The Origins of O'Connor's Thinking
Justice O'Connor has served on the Court since being appointed by President Reagan in 1981. The Establishment framework dominant at the time was the so-called Lemon test--a three-pronged test developed in the early 1970s which said that in order to determine whether government was establishing a religion you applied three "tests"--did the practice under consideration have (1) a secular purpose? (2) a secular effect? and (3) did it excessively entangle religion and the state?

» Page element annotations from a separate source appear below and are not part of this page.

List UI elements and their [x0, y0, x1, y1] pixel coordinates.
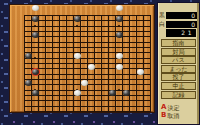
a-button-hint: A 決定 [161, 104, 197, 112]
last-move-marker [31, 68, 40, 76]
menu-button-record[interactable]: 記録 [161, 91, 196, 99]
black-stone [25, 80, 32, 86]
b-key: B [161, 112, 166, 119]
black-stone [123, 90, 130, 96]
menu-button-resign[interactable]: 投了 [161, 73, 196, 81]
hoshi-point [118, 89, 120, 91]
menu-button-taikyoku[interactable]: 対局 [161, 48, 196, 56]
white-stone [81, 80, 88, 86]
menu-button-pass[interactable]: パス [161, 56, 196, 64]
white-stone [74, 53, 81, 59]
game-screen: 黒 0 白 0 21 指南 対局 パス まった 投了 中止 記録 A 決定 B … [0, 0, 200, 125]
white-stone [116, 5, 123, 11]
black-captures-row: 黒 0 [159, 11, 197, 19]
white-captures-value: 0 [166, 21, 197, 28]
black-stone [32, 16, 39, 22]
black-stone [116, 32, 123, 38]
menu-button-shinan[interactable]: 指南 [161, 39, 196, 47]
black-stone [32, 90, 39, 96]
black-captures-label: 黒 [159, 12, 165, 18]
move-counter: 21 [166, 29, 196, 37]
a-key-label: 決定 [167, 105, 179, 111]
b-key-label: 取消 [167, 113, 179, 119]
menu-button-undo[interactable]: まった [161, 65, 196, 73]
black-stone [116, 16, 123, 22]
hoshi-point [34, 25, 36, 27]
hoshi-point [118, 25, 120, 27]
white-stone [88, 64, 95, 70]
white-stone [32, 5, 39, 11]
hoshi-point [76, 25, 78, 27]
b-button-hint: B 取消 [161, 112, 197, 120]
white-captures-row: 白 0 [159, 20, 197, 28]
white-captures-label: 白 [159, 21, 165, 27]
a-key: A [161, 104, 166, 111]
side-panel: 黒 0 白 0 21 指南 対局 パス まった 投了 中止 記録 A 決定 B … [157, 2, 200, 125]
white-stone [74, 90, 81, 96]
hoshi-point [34, 57, 36, 59]
black-stone [109, 90, 116, 96]
white-stone [116, 53, 123, 59]
go-board[interactable] [9, 4, 155, 113]
menu-button-stop[interactable]: 中止 [161, 82, 196, 90]
white-stone [137, 69, 144, 75]
black-stone [74, 16, 81, 22]
white-stone [116, 64, 123, 70]
board-grid[interactable] [24, 15, 151, 112]
black-captures-value: 0 [166, 12, 197, 19]
black-stone [32, 32, 39, 38]
black-stone [25, 53, 32, 59]
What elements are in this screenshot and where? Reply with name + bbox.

All judge-made tests have an element of subjectivity to them; that is why we have judges--to develop tests in the absence of clear statutory guidance and then weigh the facts of the case in the light of the tests.
But already by 1981 dissatisfaction with the Lemon test was rising. So, in the late 1980s, in the context of a difficult case for the Court (the Allegheny case), O'Connor laid out her own approach to the issue--which she called the "Endorsement Test." What she means is that government illicitly establishes a religion if it makes a person's "beliefs relevant to his or her standing in the political community by conveying a message 'that religion or a particular religious belief is favored or preferred.'" (quoting from Allegheny). How does one determine if government is "establishing" a religion? O'Connor invents the so-called "reasonable observer" to help her out. Government is establishing a religion if the "reasonable observer" thinks that government is. A "reasonable observer" differs from one who is trying to throw in a "heckler's veto." Thus the question in O'Connor's mind, and she was a very influential Justice, is whether a reasonable observer would find the practice being challenged conveys a message that a particular religious belief is favored.
Analyzing the Issue
Does the Pledge, therefore, favor a particular religious belief? Her answer is that it does not. It does contain a "facially religious reference," but in fact such religious references can serve other than religious purposes. In a 1984 opinion (Lynch), she stated her opinion that such references may "serve..the legitimate secular purposes of solemnizing public occasions, expressing confidence in the future, and encouraging the recongition of what is worthy of appreciation in society." Because of the ubiquity and history of the Pledge (it goes back more than 100 years), the absence of any prayer-like features in the Pledge, and the absence of references to a particular religion, a "reasonable observer" would conclude that government is establishing no religion through the Pledge. The Pledge, she claims, is an example of "ceremonial deism," which contains only a "minimal" reference to religion.
Justice O'Connor, therefore, has found "under God" constitutional by denying the referent any power. Or, to put it differently, as long as God is safely ensconced in the ceremonial, as long as God is carefully relegated to history, God is not a problem. But here is where modern Evangelicals, in whose numbers I am not immembered, ought to scream. They want God in the public square precisely because God is a living force, a dynamic power, a transformative influence. Evangelicals don't say "under God" because they are solemnizing an occasion; they say it because they believe that the God of Israel, the God attested to in the Scriptures, specifically watches over and guides (and perhaps judges?) America, and that God's ways need to be brought right to the heart of the centers of government. They don't want to place God in the sterile confines of historical antiquity; they claim to want a God that acts today in strange and wonderful ways.
Justice O'Connor is definitely from a different "generation."